Cet appel à la solidarité et la coopération entre les individus n’est pas qu’un simple vœu pieu. Ainsi, si nous sommes collectivement attachés à ces valeurs, il serait faux de dire que l’objectif de supériorité sur les autres n’est pas un objectif rationnel que nous adoptons au quotidien. Ce n’est pas par cruauté que nous le faisons, nous le faisons car rien ou presque nous poussent à agir pour l’intérêt général. Aussi, le biorégionalisme entend trouver un moyen pour pousser les individus à faire rationnellement le choix de l’intérêt général. Pour cela, à nouveau, la solution proposée par la pensée biorégionale se fonde dans l’instauration d’une nouvelle échelle de vie pour les individus. On lit ainsi dans l’Art d’Habiter la Terre :

Partager une même biorégion correspond à partager naturellement les mêmes configurations de vie, les mêmes contraintes économiques et sociales, c’est-à-dire les problèmes et opportunités environnementaux, de sorte qu’on a toutes les raisons de s’attendre à y trouver contacts et coopérations.[5]

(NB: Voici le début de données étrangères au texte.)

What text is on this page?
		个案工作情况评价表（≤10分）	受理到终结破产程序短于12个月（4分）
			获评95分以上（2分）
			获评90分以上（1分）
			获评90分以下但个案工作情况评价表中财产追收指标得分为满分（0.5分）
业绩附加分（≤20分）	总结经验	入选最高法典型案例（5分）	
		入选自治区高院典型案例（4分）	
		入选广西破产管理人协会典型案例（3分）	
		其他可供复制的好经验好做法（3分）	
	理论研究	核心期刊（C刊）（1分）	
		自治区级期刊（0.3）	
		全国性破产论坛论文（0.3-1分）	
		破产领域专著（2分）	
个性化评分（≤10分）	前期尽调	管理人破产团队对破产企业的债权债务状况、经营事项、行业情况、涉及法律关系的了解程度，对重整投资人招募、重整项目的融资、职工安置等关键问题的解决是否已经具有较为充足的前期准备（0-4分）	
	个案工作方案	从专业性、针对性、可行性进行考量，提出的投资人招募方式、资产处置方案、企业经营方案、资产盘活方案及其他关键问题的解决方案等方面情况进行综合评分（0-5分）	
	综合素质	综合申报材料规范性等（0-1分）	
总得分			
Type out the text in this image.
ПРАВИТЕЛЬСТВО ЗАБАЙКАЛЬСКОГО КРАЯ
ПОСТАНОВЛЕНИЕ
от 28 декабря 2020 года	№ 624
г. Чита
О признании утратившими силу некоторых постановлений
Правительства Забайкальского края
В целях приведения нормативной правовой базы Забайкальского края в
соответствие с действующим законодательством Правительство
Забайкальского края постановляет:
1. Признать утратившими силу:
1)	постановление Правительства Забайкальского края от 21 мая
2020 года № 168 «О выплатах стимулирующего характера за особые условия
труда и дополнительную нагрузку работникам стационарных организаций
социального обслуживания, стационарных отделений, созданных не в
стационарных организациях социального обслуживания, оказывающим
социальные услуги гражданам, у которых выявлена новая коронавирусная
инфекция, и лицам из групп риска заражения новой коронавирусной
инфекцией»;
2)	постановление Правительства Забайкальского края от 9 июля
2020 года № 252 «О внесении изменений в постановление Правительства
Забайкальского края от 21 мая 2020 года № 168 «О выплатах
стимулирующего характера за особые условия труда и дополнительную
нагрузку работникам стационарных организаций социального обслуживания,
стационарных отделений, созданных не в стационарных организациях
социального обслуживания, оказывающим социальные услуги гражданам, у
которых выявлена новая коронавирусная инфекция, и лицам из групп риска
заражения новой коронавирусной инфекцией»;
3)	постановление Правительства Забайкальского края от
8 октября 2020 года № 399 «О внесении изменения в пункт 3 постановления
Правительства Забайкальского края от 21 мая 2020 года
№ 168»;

Pour promouvoir plus de solidarité, il faut que nous nous connaissions les uns les autres. Le fait que nous vivions aujourd’hui de manière ultra éclatée empêche cela et entrave les solidarités entre les individus. Pour éviter ce problème, le biorégionalisme propose de nous replacer dans des espaces où les individus se connaissent et tissent des liens. Sans proximité géographique, nous ne pouvons percevoir l’essence sociale qui fonde tout collectif humain. Nous ne pouvons pas non plus nous placer dans une démarche rationnelle de solidarité envers autrui. Être confronté aux difficultés d’autrui, à sa détresse ou à son mal être conduit chacun et chacune à renouer avec le sens même du mot entraide. Aussi, la proximité humaine et géographique permise par le biorégionalisme entraîne de facto les individus à être dans la perception et l’action concrète envers les autres. L’empathie est un réflexe ancré en chacun et chacune d’entre nous, le problème est « seulement » que ce réflexe a besoin d’être confronté à la réalité pour s’exprimer. C’est en amenant les individus à se connaître les uns les autres, à se confronter aux difficultés d’autrui que le biorégionalisme rend naturel la solidarité entre les individus. Personne ne laisse devant soit quelqu’un mourir de faim ou de froid. Personne ne peut rester impassible ou inactif face à la détresse d’autrui. Cela est d’ailleurs d’autant plus vrai quand on connaît la personne et que l’on dispose des capacités pour l’aider. Tout change donc avec l’échelle biorégionale, la solidarité y devient la règle puisqu’elle concerne des situations et des personnes connues par tous et toutes. L’échelle n’est toutefois pas l’unique focale biorégionale qui favorise la coopération entre les individus. Sale énonce :

L’autosuffisance encourage nécessairement la population à tourner le regard vers elle-même, à chercher une plus grande cohésion, à s’intéresser à elle-même. Elle favorise un sens aigu de la camaraderie, tout en augmentant la fierté et la résilience inhérentes à toute connaissance du soi, ses compétences, contrôles, stabilités et indépendances.[6] 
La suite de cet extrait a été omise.